Analysis of data was performed using SPSS v. 22 (Statistical Package for Social science) for Windows, description of variables was presented for quantitative variables as mean ± standard deviation (SD), while for qualitative variables as numbers (No.) and percentage (%). Comparison between quantitative variables was carried out by independent sample t-test and one-way ANOVA test for normally distributed variables while nonparametric Mann–Whitney test and Kruskal–Wallis test were used for quantitative variables which are not normally distributed. Comparison between categorical data was done using the Chi-square test. Pearson correlation was used to test the correlation between different quantitative variables. Regression was used to examine the predictor factors that may affect the disease activity. The odds ratio (OR) with its 95% confidence interval (CI) was used for risk estimation. The significance of the results was assessed in the form of a P value that was differentiated into: (non-significant when the P value > 0.05, significant when the P value ≤ 0.05, and highly significant when the P value ≤ 0.001).
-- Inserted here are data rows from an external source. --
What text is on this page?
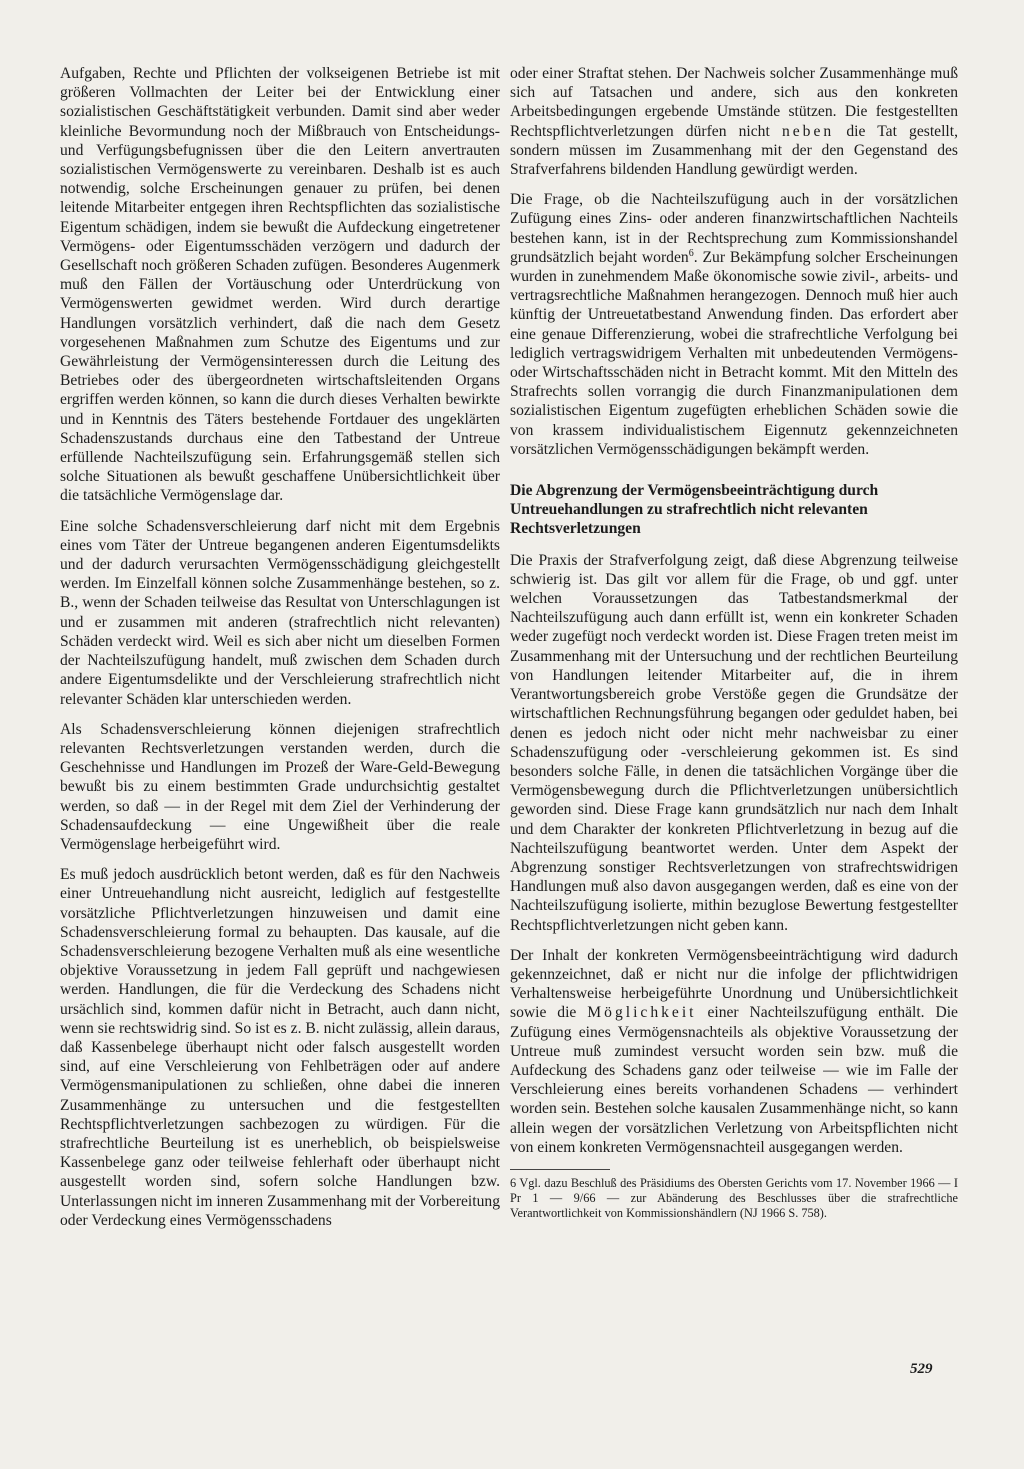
Aufgaben, Rechte und Pflichten der volkseigenen Betriebe ist mit größeren Vollmachten der Leiter bei der Entwicklung einer sozialistischen Geschäftstätigkeit verbunden. Damit sind aber weder kleinliche Bevormundung noch der Mißbrauch von Entscheidungs- und Verfügungsbefugnissen über die den Leitern anvertrauten sozialistischen Vermögenswerte zu vereinbaren. Deshalb ist es auch notwendig, solche Erscheinungen genauer zu prüfen, bei denen leitende Mitarbeiter entgegen ihren Rechtspflichten das sozialistische Eigentum schädigen, indem sie bewußt die Aufdeckung eingetretener Vermögens- oder Eigentumsschäden verzögern und dadurch der Gesellschaft noch größeren Schaden zufügen. Besonderes Augenmerk muß den Fällen der Vortäuschung oder Unterdrückung von Vermögenswerten gewidmet werden. Wird durch derartige Handlungen vorsätzlich verhindert, daß die nach dem Gesetz vorgesehenen Maßnahmen zum Schutze des Eigentums und zur Gewährleistung der Vermögensinteressen durch die Leitung des Betriebes oder des übergeordneten wirtschaftsleitenden Organs ergriffen werden können, so kann die durch dieses Verhalten bewirkte und in Kenntnis des Täters bestehende Fortdauer des ungeklärten Schadenszustands durchaus eine den Tatbestand der Untreue erfüllende Nachteilszufügung sein. Erfahrungsgemäß stellen sich solche Situationen als bewußt geschaffene Unübersichtlichkeit über die tatsächliche Vermögenslage dar.

Eine solche Schadensverschleierung darf nicht mit dem Ergebnis eines vom Täter der Untreue begangenen anderen Eigentumsdelikts und der dadurch verursachten Vermögensschädigung gleichgestellt werden. Im Einzelfall können solche Zusammenhänge bestehen, so z. B., wenn der Schaden teilweise das Resultat von Unterschlagungen ist und er zusammen mit anderen (strafrechtlich nicht relevanten) Schäden verdeckt wird. Weil es sich aber nicht um dieselben Formen der Nachteilszufügung handelt, muß zwischen dem Schaden durch andere Eigentumsdelikte und der Verschleierung strafrechtlich nicht relevanter Schäden klar unterschieden werden.

Als Schadensverschleierung können diejenigen strafrechtlich relevanten Rechtsverletzungen verstanden werden, durch die Geschehnisse und Handlungen im Prozeß der Ware-Geld-Bewegung bewußt bis zu einem bestimmten Grade undurchsichtig gestaltet werden, so daß — in der Regel mit dem Ziel der Verhinderung der Schadensaufdeckung — eine Ungewißheit über die reale Vermögenslage herbeigeführt wird.

Es muß jedoch ausdrücklich betont werden, daß es für den Nachweis einer Untreuehandlung nicht ausreicht, lediglich auf festgestellte vorsätzliche Pflichtverletzungen hinzuweisen und damit eine Schadensverschleierung formal zu behaupten. Das kausale, auf die Schadensverschleierung bezogene Verhalten muß als eine wesentliche objektive Voraussetzung in jedem Fall geprüft und nachgewiesen werden. Handlungen, die für die Verdeckung des Schadens nicht ursächlich sind, kommen dafür nicht in Betracht, auch dann nicht, wenn sie rechtswidrig sind. So ist es z. B. nicht zulässig, allein daraus, daß Kassenbelege überhaupt nicht oder falsch ausgestellt worden sind, auf eine Verschleierung von Fehlbeträgen oder auf andere Vermögensmanipulationen zu schließen, ohne dabei die inneren Zusammenhänge zu untersuchen und die festgestellten Rechtspflichtverletzungen sachbezogen zu würdigen. Für die strafrechtliche Beurteilung ist es unerheblich, ob beispielsweise Kassenbelege ganz oder teilweise fehlerhaft oder überhaupt nicht ausgestellt worden sind, sofern solche Handlungen bzw. Unterlassungen nicht im inneren Zusammenhang mit der Vorbereitung oder Verdeckung eines Vermögensschadens

oder einer Straftat stehen. Der Nachweis solcher Zusammenhänge muß sich auf Tatsachen und andere, sich aus den konkreten Arbeitsbedingungen ergebende Umstände stützen. Die festgestellten Rechtspflichtverletzungen dürfen nicht neben die Tat gestellt, sondern müssen im Zusammenhang mit der den Gegenstand des Strafverfahrens bildenden Handlung gewürdigt werden.

Die Frage, ob die Nachteilszufügung auch in der vorsätzlichen Zufügung eines Zins- oder anderen finanzwirtschaftlichen Nachteils bestehen kann, ist in der Rechtsprechung zum Kommissionshandel grundsätzlich bejaht worden$^6$. Zur Bekämpfung solcher Erscheinungen wurden in zunehmendem Maße ökonomische sowie zivil-, arbeits- und vertragsrechtliche Maßnahmen herangezogen. Dennoch muß hier auch künftig der Untreuetatbestand Anwendung finden. Das erfordert aber eine genaue Differenzierung, wobei die strafrechtliche Verfolgung bei lediglich vertragswidrigem Verhalten mit unbedeutenden Vermögens- oder Wirtschaftsschäden nicht in Betracht kommt. Mit den Mitteln des Strafrechts sollen vorrangig die durch Finanzmanipulationen dem sozialistischen Eigentum zugefügten erheblichen Schäden sowie die von krassem individualistischem Eigennutz gekennzeichneten vorsätzlichen Vermögensschädigungen bekämpft werden.

Die Abgrenzung der Vermögensbeeinträchtigung durch Untreuehandlungen zu strafrechtlich nicht relevanten Rechtsverletzungen

Die Praxis der Strafverfolgung zeigt, daß diese Abgrenzung teilweise schwierig ist. Das gilt vor allem für die Frage, ob und ggf. unter welchen Voraussetzungen das Tatbestandsmerkmal der Nachteilszufügung auch dann erfüllt ist, wenn ein konkreter Schaden weder zugefügt noch verdeckt worden ist. Diese Fragen treten meist im Zusammenhang mit der Untersuchung und der rechtlichen Beurteilung von Handlungen leitender Mitarbeiter auf, die in ihrem Verantwortungsbereich grobe Verstöße gegen die Grundsätze der wirtschaftlichen Rechnungsführung begangen oder geduldet haben, bei denen es jedoch nicht oder nicht mehr nachweisbar zu einer Schadenszufügung oder -verschleierung gekommen ist. Es sind besonders solche Fälle, in denen die tatsächlichen Vorgänge über die Vermögensbewegung durch die Pflichtverletzungen unübersichtlich geworden sind. Diese Frage kann grundsätzlich nur nach dem Inhalt und dem Charakter der konkreten Pflichtverletzung in bezug auf die Nachteilszufügung beantwortet werden. Unter dem Aspekt der Abgrenzung sonstiger Rechtsverletzungen von strafrechtswidrigen Handlungen muß also davon ausgegangen werden, daß es eine von der Nachteilszufügung isolierte, mithin bezuglose Bewertung festgestellter Rechtspflichtverletzungen nicht geben kann.

Der Inhalt der konkreten Vermögensbeeinträchtigung wird dadurch gekennzeichnet, daß er nicht nur die infolge der pflichtwidrigen Verhaltensweise herbeigeführte Unordnung und Unübersichtlichkeit sowie die Möglichkeit einer Nachteilszufügung enthält. Die Zufügung eines Vermögensnachteils als objektive Voraussetzung der Untreue muß zumindest versucht worden sein bzw. muß die Aufdeckung des Schadens ganz oder teilweise — wie im Falle der Verschleierung eines bereits vorhandenen Schadens — verhindert worden sein. Bestehen solche kausalen Zusammenhänge nicht, so kann allein wegen der vorsätzlichen Verletzung von Arbeitspflichten nicht von einem konkreten Vermögensnachteil ausgegangen werden.

6 Vgl. dazu Beschluß des Präsidiums des Obersten Gerichts vom 17. November 1966 — I Pr 1 — 9/66 — zur Abänderung des Beschlusses über die strafrechtliche Verantwortlichkeit von Kommissionshändlern (NJ 1966 S. 758).

529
The present study was conducted on forty SLE patients who were attending the Immunology outpatient clinic and internal medicine department of Beni Suef University Hospital. The forty SLE cases were classified into two groups symptomatic arthritis or arthralgia group 26 (65%) and asymptomatic group 14 (35%). The SLE patients were predominantly females 34 (85%). The mean age was (30.9 ± 8.2), the mean duration of disease was 5.5 ± 4.2 (4.5 y) years, the mean BMI was (26.95 ± 4.534), and the mean systolic blood pressure was (127 ± 16.7) and diastolic blood pressure (83.5 ± 19.1) mmHg (Table 1). 

While as regards the control group of twenty normal persons, they were predominantly females 16 (80%) also, and 4 males (20%). The mean age was (34.7 ± 9.9), the mean BMI was (28.00 ± 6.974), and the mean systolic blood pressure was (120 ± 11.2) and diastolic blood pressure (was 76.5 ± 10) mmHg. So, there was no statistically significant difference between cases and controls regarding their age, sex, BMI, systolic, diastolic blood pressure, and the presence of symptomatic arthritis (P value > 0.05).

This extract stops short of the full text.